Картина изображала на заднем своем плане железную ограду с многочисленными остриями, которая занимала всю ширину полотна. А впереди, на всем пространстве картины, виднелись сотни вбитых в землю кольев, и на каждом колу так же, как и на каждом острие ограды, была посажена человеческая голова. Колья были раставлены в форме сердца — так, что ограда двумя своими полукругами представляла как бы верхнюю границу сердца. Внутреннее пространство сердца также было утыкано кольями. И казалось, что из это темно-красного сердца вырастают цветы смерти. Высоко над кольями виднелось как бы витающее в желтоватом тумане огромное лицо, корчившее демонически смеющуюся гримасу. И это лицо (если посмотреть повнимательнее, это была тоже отрубленная голова) имело опять-таки форму сердца: характерную грушевидную форму, свойственную всем представителям Орлеанского дома. Герцог не знал своего деда, но сходство этого грушевидного лица с лицом его отца и даже с его собственным сразу бросилось ему в глаза. Все более и более охватывал его сжимавший сердце страх, но он не мог отвести взгляда от ужасного зрелища гильотинированной головы. Словно изалека доносился до его ушей голос старика:
— Да вы поглядите только внимательнее, господин Орлеанский. Ведь это все портреты! Все портреты! О, мне стоило большого труда добыть портреты всех этих господ! Вы желаете знать, чьи это головы, над которыми так сердечно радуется там, наверху, превратившийся в сердце ваш дед? Это головы тех, кого он отправил на гильотину. Здесь герцог Монпансье, там маркиз де Клермон. Вот это — Неккер, это Тюрго, там Болье-Рюбэн. А вот здесь ваш двоюродный брат, Людовик Капет, которого вы называли королем Людовиком XVI. Погодите, я вам дам список.

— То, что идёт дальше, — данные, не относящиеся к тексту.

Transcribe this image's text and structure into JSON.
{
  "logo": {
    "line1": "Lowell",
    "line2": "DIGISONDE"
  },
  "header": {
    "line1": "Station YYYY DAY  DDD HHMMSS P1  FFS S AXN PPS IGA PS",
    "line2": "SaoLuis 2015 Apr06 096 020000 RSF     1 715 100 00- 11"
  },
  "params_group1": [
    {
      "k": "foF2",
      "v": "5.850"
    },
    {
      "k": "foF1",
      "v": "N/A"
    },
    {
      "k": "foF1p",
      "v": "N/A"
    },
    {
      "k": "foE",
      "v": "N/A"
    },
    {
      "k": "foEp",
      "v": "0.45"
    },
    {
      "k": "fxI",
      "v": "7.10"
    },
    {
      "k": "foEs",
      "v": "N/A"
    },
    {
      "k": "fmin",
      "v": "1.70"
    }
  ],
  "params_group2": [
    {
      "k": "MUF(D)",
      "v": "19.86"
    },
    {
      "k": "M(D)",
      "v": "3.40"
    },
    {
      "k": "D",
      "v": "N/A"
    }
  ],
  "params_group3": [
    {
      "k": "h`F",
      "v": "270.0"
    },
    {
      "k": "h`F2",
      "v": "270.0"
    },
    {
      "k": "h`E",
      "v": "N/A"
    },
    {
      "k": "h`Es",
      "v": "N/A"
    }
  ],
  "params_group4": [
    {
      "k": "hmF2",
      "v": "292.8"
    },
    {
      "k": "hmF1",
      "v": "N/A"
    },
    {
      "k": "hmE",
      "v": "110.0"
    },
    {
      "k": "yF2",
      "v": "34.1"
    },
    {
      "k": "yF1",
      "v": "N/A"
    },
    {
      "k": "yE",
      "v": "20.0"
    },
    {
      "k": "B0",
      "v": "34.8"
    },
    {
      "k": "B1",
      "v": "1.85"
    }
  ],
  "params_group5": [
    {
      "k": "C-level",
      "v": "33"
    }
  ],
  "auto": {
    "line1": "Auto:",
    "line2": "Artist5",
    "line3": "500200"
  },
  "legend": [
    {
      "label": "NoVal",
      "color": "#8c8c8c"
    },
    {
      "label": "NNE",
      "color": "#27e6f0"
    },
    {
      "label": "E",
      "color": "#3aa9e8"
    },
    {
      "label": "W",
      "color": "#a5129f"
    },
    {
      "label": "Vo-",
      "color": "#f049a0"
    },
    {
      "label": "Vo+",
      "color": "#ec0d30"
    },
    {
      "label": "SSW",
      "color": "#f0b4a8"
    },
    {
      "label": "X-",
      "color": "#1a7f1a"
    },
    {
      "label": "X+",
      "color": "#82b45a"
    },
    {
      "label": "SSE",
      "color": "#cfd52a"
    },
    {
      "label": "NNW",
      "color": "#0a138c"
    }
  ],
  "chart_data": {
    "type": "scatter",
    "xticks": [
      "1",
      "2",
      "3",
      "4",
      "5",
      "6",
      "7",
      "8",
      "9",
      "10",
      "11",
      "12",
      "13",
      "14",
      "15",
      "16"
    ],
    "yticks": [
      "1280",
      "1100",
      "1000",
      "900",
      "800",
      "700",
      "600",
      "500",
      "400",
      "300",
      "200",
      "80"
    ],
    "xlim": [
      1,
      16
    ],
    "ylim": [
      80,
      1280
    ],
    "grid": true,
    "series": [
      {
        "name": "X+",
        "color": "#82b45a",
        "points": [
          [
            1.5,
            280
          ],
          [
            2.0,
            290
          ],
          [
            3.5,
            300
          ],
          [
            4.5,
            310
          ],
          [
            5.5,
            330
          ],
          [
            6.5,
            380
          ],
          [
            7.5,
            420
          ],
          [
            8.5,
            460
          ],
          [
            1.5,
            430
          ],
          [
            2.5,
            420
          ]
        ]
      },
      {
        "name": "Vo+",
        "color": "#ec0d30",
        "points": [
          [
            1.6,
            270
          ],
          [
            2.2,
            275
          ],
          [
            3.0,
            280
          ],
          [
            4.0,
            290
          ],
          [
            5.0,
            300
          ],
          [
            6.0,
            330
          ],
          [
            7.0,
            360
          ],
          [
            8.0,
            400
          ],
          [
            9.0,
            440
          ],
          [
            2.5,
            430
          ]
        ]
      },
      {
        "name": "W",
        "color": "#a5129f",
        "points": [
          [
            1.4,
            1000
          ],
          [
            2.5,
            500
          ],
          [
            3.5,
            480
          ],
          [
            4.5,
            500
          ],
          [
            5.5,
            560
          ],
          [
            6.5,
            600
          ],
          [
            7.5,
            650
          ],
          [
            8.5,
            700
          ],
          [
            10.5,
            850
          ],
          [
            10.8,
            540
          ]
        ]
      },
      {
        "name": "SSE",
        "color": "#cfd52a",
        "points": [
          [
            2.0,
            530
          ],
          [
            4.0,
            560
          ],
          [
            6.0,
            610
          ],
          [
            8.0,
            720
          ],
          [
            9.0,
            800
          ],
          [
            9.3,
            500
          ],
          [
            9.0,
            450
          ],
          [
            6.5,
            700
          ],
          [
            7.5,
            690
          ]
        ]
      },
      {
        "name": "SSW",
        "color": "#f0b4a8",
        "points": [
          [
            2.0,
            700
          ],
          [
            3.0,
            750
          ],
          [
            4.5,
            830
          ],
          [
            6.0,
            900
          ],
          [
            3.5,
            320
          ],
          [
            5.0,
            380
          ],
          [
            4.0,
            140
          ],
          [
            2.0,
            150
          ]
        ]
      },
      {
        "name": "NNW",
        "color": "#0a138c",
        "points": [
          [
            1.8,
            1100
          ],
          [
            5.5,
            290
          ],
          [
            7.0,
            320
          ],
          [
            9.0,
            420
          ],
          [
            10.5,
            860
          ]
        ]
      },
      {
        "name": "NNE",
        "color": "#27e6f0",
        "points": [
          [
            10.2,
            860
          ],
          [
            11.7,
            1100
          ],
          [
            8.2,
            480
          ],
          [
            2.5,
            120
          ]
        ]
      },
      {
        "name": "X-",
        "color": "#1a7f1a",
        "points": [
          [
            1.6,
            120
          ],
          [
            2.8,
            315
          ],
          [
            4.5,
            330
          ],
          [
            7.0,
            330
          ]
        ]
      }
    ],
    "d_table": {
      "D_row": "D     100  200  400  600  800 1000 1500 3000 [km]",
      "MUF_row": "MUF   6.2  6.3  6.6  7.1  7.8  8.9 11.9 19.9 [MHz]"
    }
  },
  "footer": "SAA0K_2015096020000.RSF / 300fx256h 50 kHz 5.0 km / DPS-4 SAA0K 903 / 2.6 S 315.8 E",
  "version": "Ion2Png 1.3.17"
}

Он пошарил в кармане и вытащил старую пожелтевшую книжечку:
— Возьмите ее, господин Орлеанский. Это — завещание Филиппа Эгалите своему внуку, наследнику французского престола. Это его записная книжка; он аккуратно вносил в нее имена всех людей, которых посылал на эшафот. Это был, изволите видеть, его спорт. Только ради этого ваш дед и был якобинцем. Вот, возьмите эту королевскую исповедь. Мне дал ее его тюремщик. Я отсчитал ему за это сто су.

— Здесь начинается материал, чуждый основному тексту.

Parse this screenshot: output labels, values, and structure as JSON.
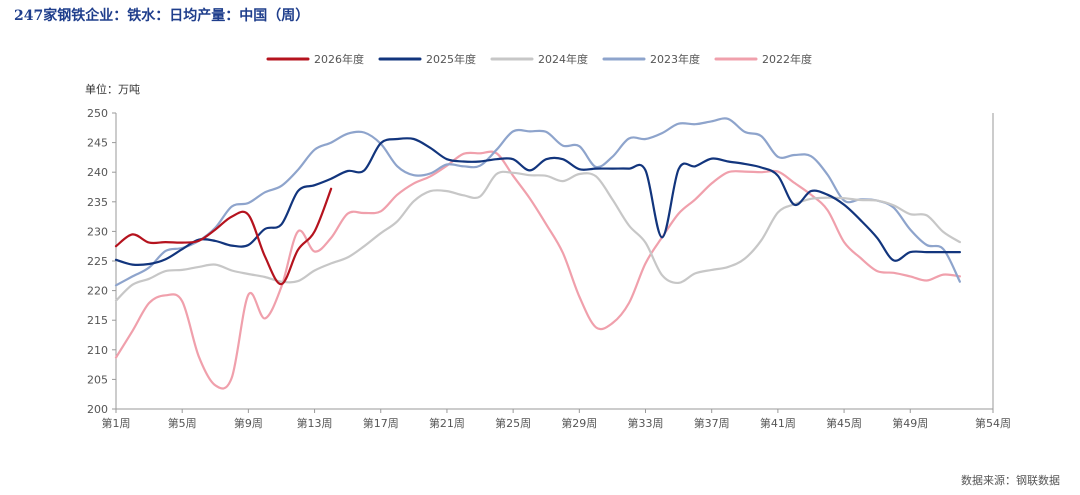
{
  "header": {
    "title": "247家钢铁企业：铁水：日均产量：中国（周）"
  },
  "footer": {
    "source": "数据来源：钢联数据"
  },
  "chart_data": {
    "type": "line",
    "unit_label": "单位：万吨",
    "ylim": [
      200,
      250
    ],
    "yticks": [
      200,
      205,
      210,
      215,
      220,
      225,
      230,
      235,
      240,
      245,
      250
    ],
    "xlim": [
      1,
      54
    ],
    "xticks": [
      1,
      5,
      9,
      13,
      17,
      21,
      25,
      29,
      33,
      37,
      41,
      45,
      49,
      54
    ],
    "xtick_labels": [
      "第1周",
      "第5周",
      "第9周",
      "第13周",
      "第17周",
      "第21周",
      "第25周",
      "第29周",
      "第33周",
      "第37周",
      "第41周",
      "第45周",
      "第49周",
      "第54周"
    ],
    "legend_position": "top-center",
    "series": [
      {
        "name": "2026年度",
        "color": "#b5131e",
        "x": [
          1,
          2,
          3,
          4,
          5,
          6,
          7,
          8,
          9,
          10,
          11,
          12,
          13,
          14
        ],
        "values": [
          227.5,
          229.5,
          228.1,
          228.2,
          228.1,
          228.4,
          230.3,
          232.5,
          232.8,
          225.8,
          221.1,
          226.9,
          230.0,
          237.2
        ]
      },
      {
        "name": "2025年度",
        "color": "#12357d",
        "x": [
          1,
          2,
          3,
          4,
          5,
          6,
          7,
          8,
          9,
          10,
          11,
          12,
          13,
          14,
          15,
          16,
          17,
          18,
          19,
          20,
          21,
          22,
          23,
          24,
          25,
          26,
          27,
          28,
          29,
          30,
          31,
          32,
          33,
          34,
          35,
          36,
          37,
          38,
          39,
          40,
          41,
          42,
          43,
          44,
          45,
          46,
          47,
          48,
          49,
          50,
          51,
          52
        ],
        "values": [
          225.2,
          224.4,
          224.5,
          225.3,
          227.0,
          228.6,
          228.4,
          227.6,
          227.7,
          230.4,
          231.2,
          236.8,
          237.8,
          238.9,
          240.2,
          240.3,
          244.9,
          245.6,
          245.6,
          244.1,
          242.2,
          241.8,
          241.8,
          242.2,
          242.2,
          240.3,
          242.2,
          242.2,
          240.5,
          240.6,
          240.6,
          240.6,
          240.3,
          229.0,
          240.5,
          241.0,
          242.3,
          241.8,
          241.4,
          240.8,
          239.4,
          234.5,
          236.8,
          236.2,
          234.5,
          231.9,
          228.9,
          225.1,
          226.5,
          226.5,
          226.5,
          226.5
        ]
      },
      {
        "name": "2024年度",
        "color": "#c7c7c7",
        "x": [
          1,
          2,
          3,
          4,
          5,
          6,
          7,
          8,
          9,
          10,
          11,
          12,
          13,
          14,
          15,
          16,
          17,
          18,
          19,
          20,
          21,
          22,
          23,
          24,
          25,
          26,
          27,
          28,
          29,
          30,
          31,
          32,
          33,
          34,
          35,
          36,
          37,
          38,
          39,
          40,
          41,
          42,
          43,
          44,
          45,
          46,
          47,
          48,
          49,
          50,
          51,
          52
        ],
        "values": [
          218.3,
          221.0,
          222.0,
          223.3,
          223.5,
          224.0,
          224.4,
          223.4,
          222.8,
          222.3,
          221.5,
          221.6,
          223.4,
          224.6,
          225.6,
          227.5,
          229.7,
          231.7,
          235.1,
          236.8,
          236.8,
          236.1,
          235.9,
          239.7,
          239.9,
          239.5,
          239.4,
          238.5,
          239.7,
          239.3,
          235.4,
          231.0,
          228.1,
          222.6,
          221.3,
          222.9,
          223.5,
          224.0,
          225.4,
          228.5,
          233.2,
          234.6,
          235.5,
          235.7,
          235.6,
          235.3,
          235.2,
          234.4,
          232.9,
          232.7,
          229.9,
          228.2
        ]
      },
      {
        "name": "2023年度",
        "color": "#8ea4cc",
        "x": [
          1,
          2,
          3,
          4,
          5,
          6,
          7,
          8,
          9,
          10,
          11,
          12,
          13,
          14,
          15,
          16,
          17,
          18,
          19,
          20,
          21,
          22,
          23,
          24,
          25,
          26,
          27,
          28,
          29,
          30,
          31,
          32,
          33,
          34,
          35,
          36,
          37,
          38,
          39,
          40,
          41,
          42,
          43,
          44,
          45,
          46,
          47,
          48,
          49,
          50,
          51,
          52
        ],
        "values": [
          220.9,
          222.4,
          223.9,
          226.7,
          227.2,
          228.4,
          230.6,
          234.2,
          234.8,
          236.6,
          237.7,
          240.4,
          243.8,
          245.0,
          246.5,
          246.7,
          244.8,
          241.0,
          239.5,
          239.8,
          241.3,
          241.0,
          241.1,
          243.8,
          246.9,
          246.9,
          246.8,
          244.5,
          244.4,
          240.9,
          242.6,
          245.7,
          245.6,
          246.6,
          248.2,
          248.1,
          248.6,
          249.0,
          246.8,
          246.1,
          242.6,
          242.9,
          242.7,
          239.6,
          235.2,
          235.4,
          235.2,
          234.0,
          230.3,
          227.7,
          227.0,
          221.5
        ]
      },
      {
        "name": "2022年度",
        "color": "#f0a0ac",
        "x": [
          1,
          2,
          3,
          4,
          5,
          6,
          7,
          8,
          9,
          10,
          11,
          12,
          13,
          14,
          15,
          16,
          17,
          18,
          19,
          20,
          21,
          22,
          23,
          24,
          25,
          26,
          27,
          28,
          29,
          30,
          31,
          32,
          33,
          34,
          35,
          36,
          37,
          38,
          39,
          40,
          41,
          42,
          43,
          44,
          45,
          46,
          47,
          48,
          49,
          50,
          51,
          52
        ],
        "values": [
          208.7,
          213.2,
          217.9,
          219.2,
          218.2,
          208.9,
          204.0,
          205.3,
          219.3,
          215.3,
          220.7,
          230.0,
          226.6,
          228.9,
          233.0,
          233.1,
          233.4,
          236.2,
          238.1,
          239.3,
          241.1,
          243.1,
          243.2,
          243.2,
          239.4,
          235.6,
          231.2,
          226.4,
          219.0,
          213.8,
          214.5,
          217.9,
          224.6,
          229.0,
          233.0,
          235.4,
          238.1,
          240.0,
          240.1,
          240.0,
          240.1,
          238.2,
          236.2,
          233.6,
          228.2,
          225.5,
          223.3,
          223.0,
          222.4,
          221.7,
          222.7,
          222.4
        ]
      }
    ]
  }
}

Герцог взял книжку и перелистал ее. Но он не мог прочитать ни одного слова: буквы кружились перед его глазами. Тяжело опустился он в кресло. Старик подошел мелкими шажками и встал перед ним.

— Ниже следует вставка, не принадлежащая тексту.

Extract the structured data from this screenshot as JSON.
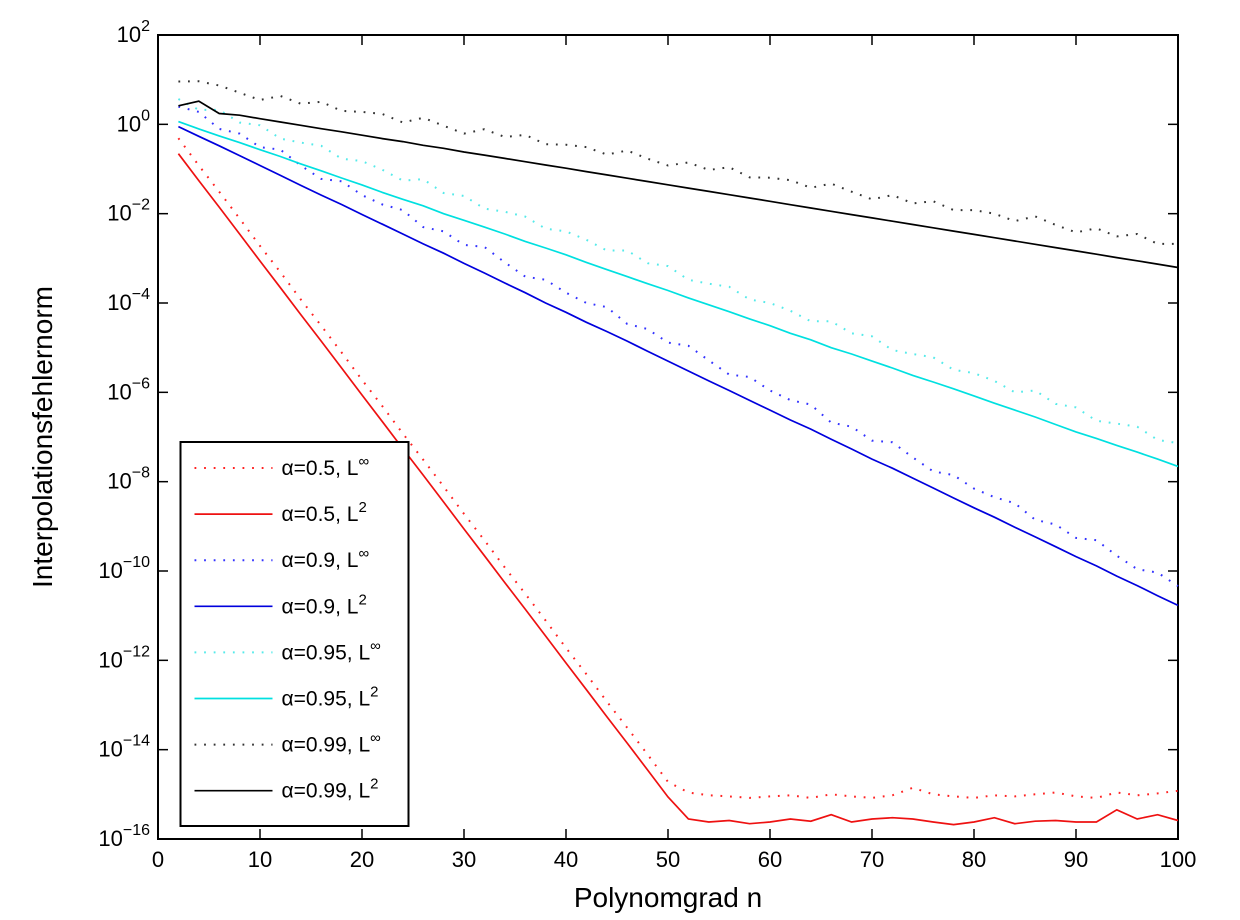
{
  "figure": {
    "background": "#ffffff"
  },
  "chart_data": {
    "type": "line",
    "title": "",
    "xlabel": "Polynomgrad n",
    "ylabel": "Interpolationsfehlernorm",
    "x_axis": {
      "min": 0,
      "max": 100,
      "ticks": [
        0,
        10,
        20,
        30,
        40,
        50,
        60,
        70,
        80,
        90,
        100
      ]
    },
    "y_axis": {
      "scale": "log10",
      "min_exp": -16,
      "max_exp": 2,
      "tick_exponents": [
        2,
        0,
        -2,
        -4,
        -6,
        -8,
        -10,
        -12,
        -14,
        -16
      ],
      "tick_base": "10"
    },
    "grid": false,
    "legend_position": "southwest-inside",
    "x": [
      2,
      4,
      6,
      8,
      10,
      12,
      14,
      16,
      18,
      20,
      22,
      24,
      26,
      28,
      30,
      32,
      34,
      36,
      38,
      40,
      42,
      44,
      46,
      48,
      50,
      52,
      54,
      56,
      58,
      60,
      62,
      64,
      66,
      68,
      70,
      72,
      74,
      76,
      78,
      80,
      82,
      84,
      86,
      88,
      90,
      92,
      94,
      96,
      98,
      100
    ],
    "series": [
      {
        "name": "α=0.5, L∞",
        "label_pre": "α=0.5, L",
        "label_sup": "∞",
        "color": "#ff2222",
        "style": "dotted",
        "values": [
          0.49,
          0.12,
          0.031,
          0.0078,
          0.0019,
          0.00049,
          0.00012,
          3.1e-05,
          7.8e-06,
          1.9e-06,
          4.9e-07,
          1.2e-07,
          3.1e-08,
          7.8e-09,
          1.9e-09,
          4.9e-10,
          1.2e-10,
          3.1e-11,
          7.8e-12,
          1.9e-12,
          4.9e-13,
          1.2e-13,
          3.1e-14,
          7.8e-15,
          1.9e-15,
          1.1e-15,
          9.5e-16,
          9e-16,
          8.3e-16,
          9e-16,
          9.5e-16,
          8.3e-16,
          1e-15,
          9e-16,
          8.3e-16,
          9.5e-16,
          1.4e-15,
          1e-15,
          9e-16,
          8.3e-16,
          9.5e-16,
          9e-16,
          1e-15,
          1.1e-15,
          9e-16,
          8.3e-16,
          1.1e-15,
          9.5e-16,
          1.05e-15,
          1.2e-15
        ]
      },
      {
        "name": "α=0.5, L2",
        "label_pre": "α=0.5, L",
        "label_sup": "2",
        "color": "#ee1111",
        "style": "solid",
        "values": [
          0.22,
          0.055,
          0.014,
          0.0035,
          0.00087,
          0.00022,
          5.5e-05,
          1.4e-05,
          3.5e-06,
          8.7e-07,
          2.2e-07,
          5.5e-08,
          1.4e-08,
          3.5e-09,
          8.7e-10,
          2.2e-10,
          5.5e-11,
          1.4e-11,
          3.5e-12,
          8.7e-13,
          2.2e-13,
          5.5e-14,
          1.4e-14,
          3.5e-15,
          8.7e-16,
          2.8e-16,
          2.4e-16,
          2.6e-16,
          2.2e-16,
          2.4e-16,
          2.8e-16,
          2.5e-16,
          3.5e-16,
          2.4e-16,
          2.8e-16,
          3e-16,
          2.8e-16,
          2.4e-16,
          2.1e-16,
          2.4e-16,
          3e-16,
          2.2e-16,
          2.5e-16,
          2.6e-16,
          2.4e-16,
          2.4e-16,
          4.5e-16,
          2.8e-16,
          3.5e-16,
          2.6e-16
        ]
      },
      {
        "name": "α=0.9, L∞",
        "label_pre": "α=0.9, L",
        "label_sup": "∞",
        "color": "#3333ff",
        "style": "dotted",
        "values": [
          2.5,
          1.9,
          0.79,
          0.62,
          0.31,
          0.27,
          0.12,
          0.06,
          0.053,
          0.026,
          0.016,
          0.012,
          0.005,
          0.004,
          0.002,
          0.0018,
          0.00081,
          0.00039,
          0.00033,
          0.00017,
          0.0001,
          8.1e-05,
          3.4e-05,
          2.6e-05,
          1.3e-05,
          1.1e-05,
          5.2e-06,
          2.5e-06,
          2.2e-06,
          1.1e-06,
          6.7e-07,
          5.3e-07,
          2.1e-07,
          1.7e-07,
          8.3e-08,
          7.6e-08,
          3.5e-08,
          1.7e-08,
          1.4e-08,
          7e-09,
          4.5e-09,
          3.3e-09,
          1.4e-09,
          1.1e-09,
          5.5e-10,
          4.9e-10,
          2.2e-10,
          1.1e-10,
          9.2e-11,
          4.6e-11
        ]
      },
      {
        "name": "α=0.9, L2",
        "label_pre": "α=0.9, L",
        "label_sup": "2",
        "color": "#0000dd",
        "style": "solid",
        "values": [
          0.89,
          0.54,
          0.33,
          0.2,
          0.12,
          0.072,
          0.043,
          0.026,
          0.016,
          0.0096,
          0.0058,
          0.0035,
          0.0021,
          0.0013,
          0.00077,
          0.00047,
          0.00028,
          0.00017,
          0.0001,
          6.2e-05,
          3.7e-05,
          2.3e-05,
          1.4e-05,
          8.3e-06,
          5e-06,
          3e-06,
          1.8e-06,
          1.1e-06,
          6.6e-07,
          4e-07,
          2.4e-07,
          1.5e-07,
          8.9e-08,
          5.4e-08,
          3.2e-08,
          2e-08,
          1.2e-08,
          7.2e-09,
          4.3e-09,
          2.6e-09,
          1.6e-09,
          9.5e-10,
          5.8e-10,
          3.5e-10,
          2.1e-10,
          1.3e-10,
          7.7e-11,
          4.7e-11,
          2.8e-11,
          1.7e-11
        ]
      },
      {
        "name": "α=0.95, L∞",
        "label_pre": "α=0.95, L",
        "label_sup": "∞",
        "color": "#55eaea",
        "style": "dotted",
        "values": [
          3.7,
          2.1,
          2.1,
          1.1,
          0.95,
          0.48,
          0.39,
          0.33,
          0.17,
          0.15,
          0.096,
          0.055,
          0.059,
          0.029,
          0.025,
          0.013,
          0.011,
          0.0086,
          0.0046,
          0.004,
          0.0026,
          0.0015,
          0.0015,
          0.00078,
          0.00067,
          0.00033,
          0.00027,
          0.00023,
          0.00012,
          0.0001,
          6.7e-05,
          3.9e-05,
          3.9e-05,
          2.1e-05,
          1.8e-05,
          8.8e-06,
          7.2e-06,
          6.1e-06,
          3.2e-06,
          2.7e-06,
          1.8e-06,
          1e-06,
          1.1e-06,
          5.5e-07,
          4.6e-07,
          2.3e-07,
          2e-07,
          1.7e-07,
          8.6e-08,
          7.3e-08
        ]
      },
      {
        "name": "α=0.95, L2",
        "label_pre": "α=0.95, L",
        "label_sup": "2",
        "color": "#00e0e0",
        "style": "solid",
        "values": [
          1.15,
          0.79,
          0.55,
          0.39,
          0.27,
          0.19,
          0.13,
          0.091,
          0.063,
          0.044,
          0.03,
          0.021,
          0.015,
          0.01,
          0.0071,
          0.005,
          0.0035,
          0.0024,
          0.0017,
          0.0012,
          0.00081,
          0.00056,
          0.00039,
          0.00027,
          0.00019,
          0.00013,
          9.1e-05,
          6.4e-05,
          4.4e-05,
          3.1e-05,
          2.1e-05,
          1.5e-05,
          1e-05,
          7.2e-06,
          5e-06,
          3.5e-06,
          2.4e-06,
          1.7e-06,
          1.2e-06,
          8.3e-07,
          5.7e-07,
          4e-07,
          2.8e-07,
          1.9e-07,
          1.3e-07,
          9.3e-08,
          6.5e-08,
          4.6e-08,
          3.2e-08,
          2.2e-08
        ]
      },
      {
        "name": "α=0.99, L∞",
        "label_pre": "α=0.99, L",
        "label_sup": "∞",
        "color": "#333333",
        "style": "dotted",
        "values": [
          9.1,
          9.2,
          7.4,
          5.1,
          3.5,
          4.3,
          2.9,
          3.2,
          2.0,
          1.9,
          1.7,
          1.1,
          1.4,
          0.93,
          0.62,
          0.78,
          0.52,
          0.58,
          0.36,
          0.35,
          0.31,
          0.21,
          0.26,
          0.17,
          0.12,
          0.14,
          0.095,
          0.11,
          0.065,
          0.064,
          0.056,
          0.038,
          0.047,
          0.031,
          0.021,
          0.026,
          0.017,
          0.019,
          0.012,
          0.012,
          0.01,
          0.0068,
          0.0087,
          0.0056,
          0.0038,
          0.0047,
          0.0031,
          0.0035,
          0.0021,
          0.0021
        ]
      },
      {
        "name": "α=0.99, L2",
        "label_pre": "α=0.99, L",
        "label_sup": "2",
        "color": "#000000",
        "style": "solid",
        "values": [
          2.6,
          3.3,
          1.75,
          1.6,
          1.34,
          1.13,
          0.95,
          0.8,
          0.68,
          0.57,
          0.48,
          0.41,
          0.34,
          0.29,
          0.24,
          0.205,
          0.173,
          0.146,
          0.123,
          0.104,
          0.0875,
          0.0738,
          0.0622,
          0.0525,
          0.0443,
          0.0373,
          0.0315,
          0.0266,
          0.0224,
          0.0189,
          0.0159,
          0.0134,
          0.0113,
          0.00955,
          0.00805,
          0.00679,
          0.00573,
          0.00483,
          0.00407,
          0.00344,
          0.0029,
          0.00244,
          0.00206,
          0.00174,
          0.00147,
          0.00124,
          0.00104,
          0.000879,
          0.000741,
          0.000625
        ]
      }
    ]
  }
}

— Уже один вид этой картины заставил вас содрогнуться. Тот, чьим сердцем она написана, был другой человек: его сердце заиграло бы и засмеялось, если бы он увидел ее, — так же, как сам он смеется, вон там! Поистине, я воздвиг ему прекрасный памятник. Итак, теперь вы, может быть, понимаете, господин Орлеанский, какое дело совершил я?
Вы понимаете: я впитал душу каждого и ваших предков. Здесь, в этом старом теле, которое сейчас стоит перед вами, поселились они все: Людовики и Генрихи, Францы и Филиппы. Я был одержим ими, как бесами, я должен был пережить все их преступления. Такова была моя работа!